Peace in Public Areas

Peace in Public Spaces

Great public spaces are a major attraction when choosing Edinburgh as a place to buy or rent property, and now two of the city’s main areas are to undergo a ‘peaceful’ transformation in time to welcome the onset of spring.

16 Jan 2018

The Mound precinct and St Andrew Square are to become ‘Zen-like’ tranquil portals for several weeks with animated Northern Lights – or Aurora Borealis images – light installations and soothing music.

The event, entitled Edinburgh Lumen, is free thanks to £80,000 of funding from Edinburgh City Council and will make use of a lane beside Jamie Oliver’s city restaurant and the Assembly Rooms.

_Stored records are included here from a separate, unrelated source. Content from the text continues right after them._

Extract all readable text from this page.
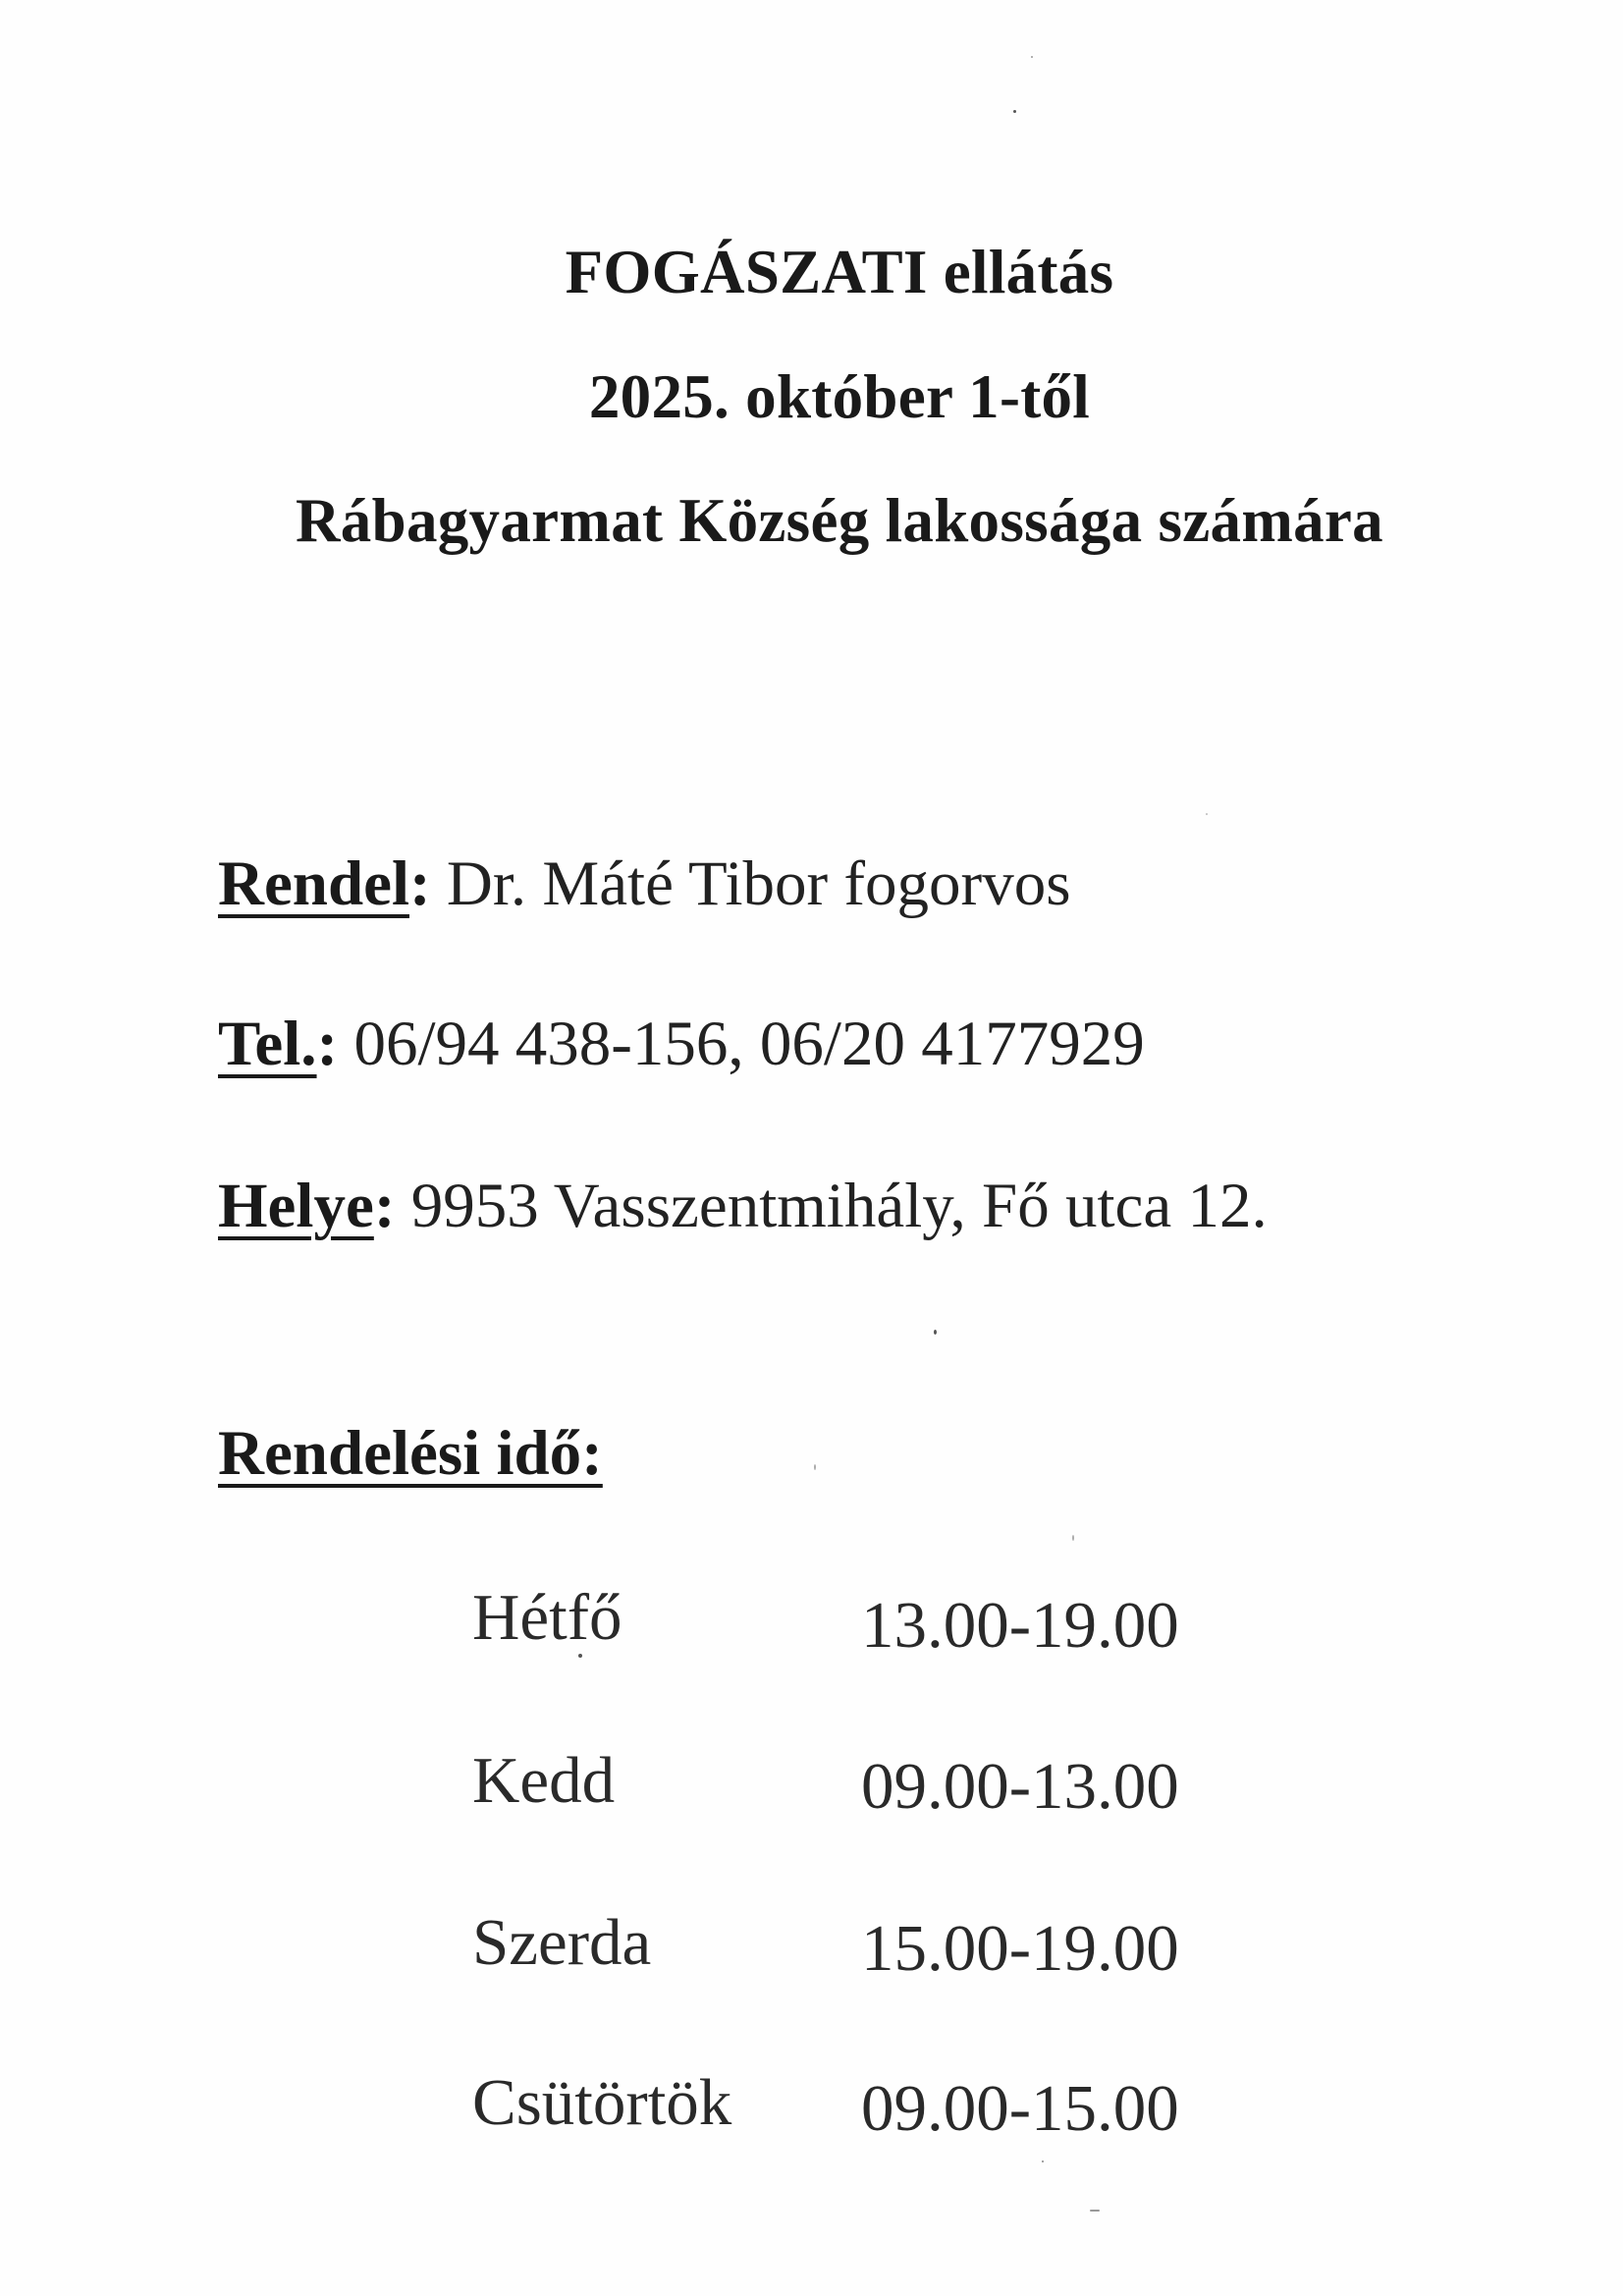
FOGÁSZATI ellátás
2025. október 1-től
Rábagyarmat Község lakossága számára
Rendel: Dr. Máté Tibor fogorvos
Tel.: 06/94 438-156, 06/20 4177929
Helye: 9953 Vasszentmihály, Fő utca 12.
Rendelési idő:
Hétfő	13.00-19.00
Kedd	09.00-13.00
Szerda	15.00-19.00
Csütörtök 09.00-15.00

The event was announced to ensure that Edinburgh’s public spaces are used for the public good as well as for commercial events. It will be launched before Valentine’s Day in February and will include five hours of tranquility each evening.

City leaders claim the event will celebrate a more reflective and peaceful side of the city. The project follows in the wake of successful light installations which have been held in St Andrew Square over the last four years.

Past events included Key Frames, a celebration of stick figures in stop-motion animation, Bloom at last summer’s Edinburgh International Festival and the Georgian Shadows exhibition, which involved key landmarks being lit up as a tribute to the 250th anniversary of the New Town.

The mastermind behind the most recent installation is Squidsoup, working on behalf of the council. Formed from a group of designers, researchers and artists, the collective was the team behind such events as Edinburgh’s Christmas at the Botanics, Pitlochry’s Enchanted Forest and Irvine’s Illumination Festival.

Edinburgh’s culture convener, Donald Wilson, said that the Edinburgh Lumen event was the city council’s ‘most ambitious’ display of its kind to date. He added that the display had been created to complement the landscape, to please the residents of the city and to emphasise the city’s prowess as a year-round hotspot for art and culture.

Edinburgh World Heritage director Adam Wilkinson said that Edinburgh Lumen would ‘hopefully’ persuade residents to get out and about exploring the city at what is traditionally a quiet period in the area. Mr Wilson said that the constellation of lights should help guide Edinburgh into spring as well as draw an ‘impressive footfall’.

Mr Wilkinson said that the event should help residents and visitors see a fresh perspective in terms of Edinburgh ‘incredible historic environment, preventing buildings from being taken for granted.